Многие годы длятся и исследования Ферсмана по геохимии пустынь Средней Азии. Вообще, по архивным документам можно отыскать примерное начало тех или иных научных интересов Александра Евгеньевича, дату первых экспедиций в тот или иной район. Но сказать, когда он поставил точку, посчитав работу законченной, очень трудно. Можно сказать, что с 1920 года Ферсман всегда занимался Хибинами, а с 1924 года – всегда Средней Азией. Как всегда он, академик, член Президиума, а затем вице-президент Академии наук СССР, занимался широким кругом проблем, связанных с организацией научной работы в нашей стране.
У Ферсмана в его работах есть только начала, конца им он не определял, как не определяла сама природа границ любой из наук. Труд Ферсмана был безграничен, ограничена была только жизнь. В последние годы Александр Евгеньевич много и тяжело болеет – сказываются тяготы многолетних экспедиций. В Средней Азии он заразился амёбной лихорадкой, и неизлечимая болезнь печени мучит его многие годы.
В годы Великой Отечественной войны, несмотря на нездоровье, он продолжает поиски новых месторождений нужного фронту и тылу минерального сырья. Он дождался Дня Победы. В ту весну он лечился в Сочи, писал новую книгу и очень стремился в Москву – впереди долгожданное продолжение мирного труда. Он умер 20 мая 1945 года от сердечного приступа. На столе лежала рукопись. Как завещание звучат последние строки, написанные его рукой:
«Я понимал в эти дни, что нет границ между истинной наукой и творческими исканиями художника, что надо попытаться в одних и тех же словах и в тех же образах слить переживания учёного и творческие порывы писателя, что можно и нужно вне узких рамок сухих научных трактатов открывать перед людьми прекраснейший мир природы камня и влить его в их жизнь».
Бенджамен Франклин:
«ТРУДОЛЮБИЕ ВО ВСЯКОМ ДЕЛЕ»
Облегчая жизнь целым поколениям историков, он написал подробную автобиографию.
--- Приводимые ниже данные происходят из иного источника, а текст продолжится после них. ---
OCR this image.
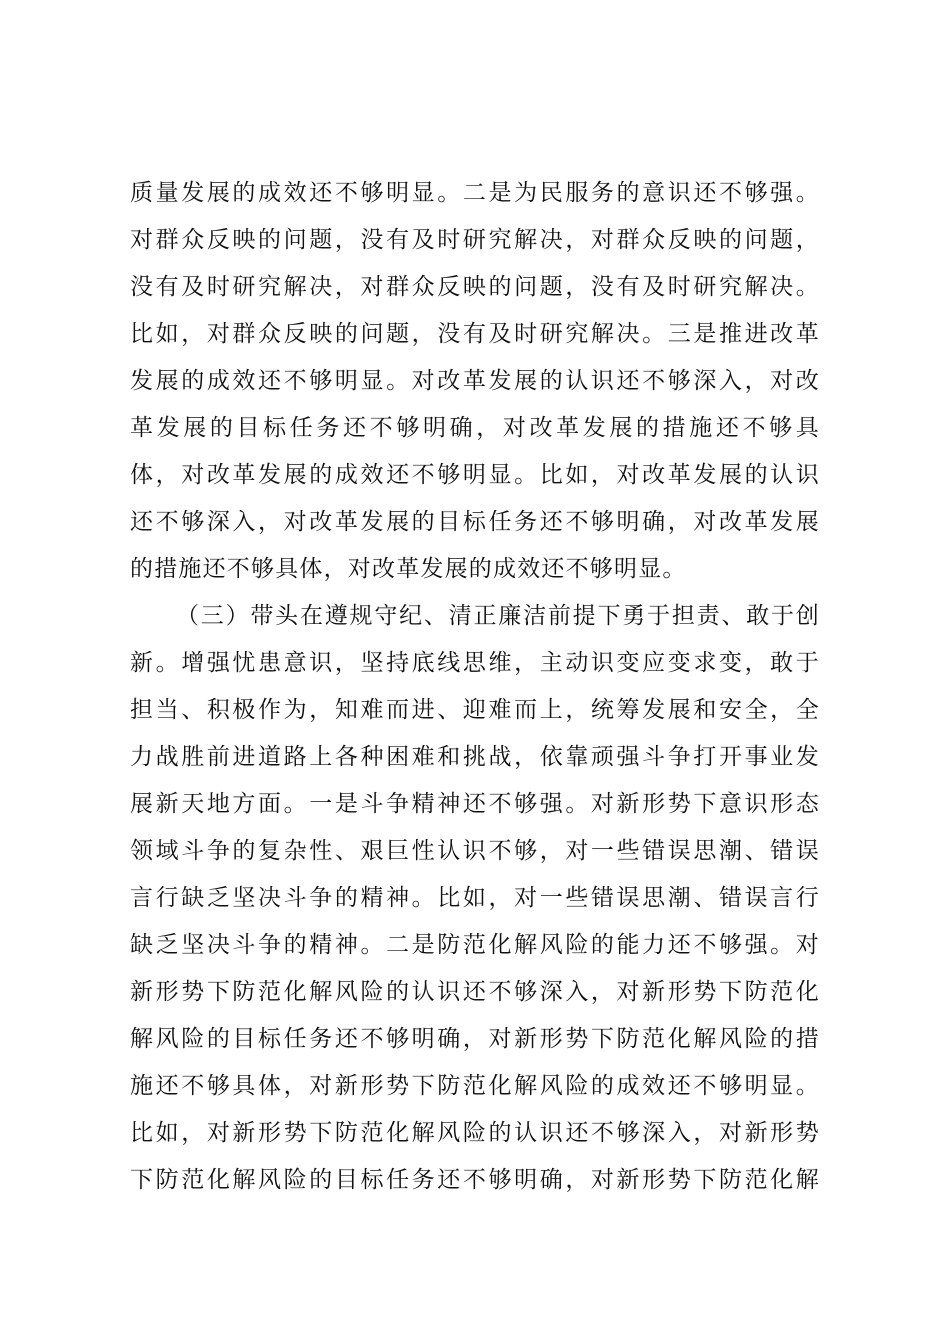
质量发展的成效还不够明显。二是为民服务的意识还不够强。
对群众反映的问题，没有及时研究解决，对群众反映的问题，
没有及时研究解决，对群众反映的问题，没有及时研究解决。
比如，对群众反映的问题，没有及时研究解决。三是推进改革
发展的成效还不够明显。对改革发展的认识还不够深入，对改
革发展的目标任务还不够明确，对改革发展的措施还不够具
体，对改革发展的成效还不够明显。比如，对改革发展的认识
还不够深入，对改革发展的目标任务还不够明确，对改革发展
的措施还不够具体，对改革发展的成效还不够明显。
（三）带头在遵规守纪、清正廉洁前提下勇于担责、敢于创
新。增强忧患意识，坚持底线思维，主动识变应变求变，敢于
担当、积极作为，知难而进、迎难而上，统筹发展和安全，全
力战胜前进道路上各种困难和挑战，依靠顽强斗争打开事业发
展新天地方面。一是斗争精神还不够强。对新形势下意识形态
领域斗争的复杂性、艰巨性认识不够，对一些错误思潮、错误
言行缺乏坚决斗争的精神。比如，对一些错误思潮、错误言行
缺乏坚决斗争的精神。二是防范化解风险的能力还不够强。对
新形势下防范化解风险的认识还不够深入，对新形势下防范化
解风险的目标任务还不够明确，对新形势下防范化解风险的措
施还不够具体，对新形势下防范化解风险的成效还不够明显。
比如，对新形势下防范化解风险的认识还不够深入，对新形势
下防范化解风险的目标任务还不够明确，对新形势下防范化解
Есть там такие строки: «…Иногда хочется сказать, что, будь у меня свобода выбора, я бы не возражал снова прожить ту же жизнь с начала и до конца; мне только хотелось бы воспользоваться преимуществом, которым обладают писатели: выпуская второе издание, они исправляют в нём ошибки, допущенные в первом. Вот и мне тоже хочется заменить некоторые эпизоды, поставив лучшее на место худшего. И всё же и при невозможности осуществить это я все равно согласился бы снова начать ту же жизнь…»
Он готов «начать ту же жизнь». Он готов снова оказаться пятнадцатым ребёнком в горластой семье мыловара, удить пескарей, слушать неторопливые речи отца за обедом, изнывать на уроках музыки и, намаявшись, исстрадавшись от неосознанного чувства нерастраченных сил, от невольной заторможенности внутренней своей энергии, вдруг умчаться в Нью-Йорк, в Филадельфию, завертеться в тогда ещё таких маленьких делах – они казались огромными, – начать выстраивать свою жизнь, себя. Он готов снова испытать судьбу типографского мальчонки, который стал великим гражданином своей страны.
Франклин жил долго – 84 года, но в 22 года в приступе юношеской мнительности и слабости, которая непременно посещает нас именно тогда, когда мы полны сил и здоровья, вздумал он написать себе эпитафию. Она начиналась словами: «Здесь лежит тело типографа Бенджамена Франклина…»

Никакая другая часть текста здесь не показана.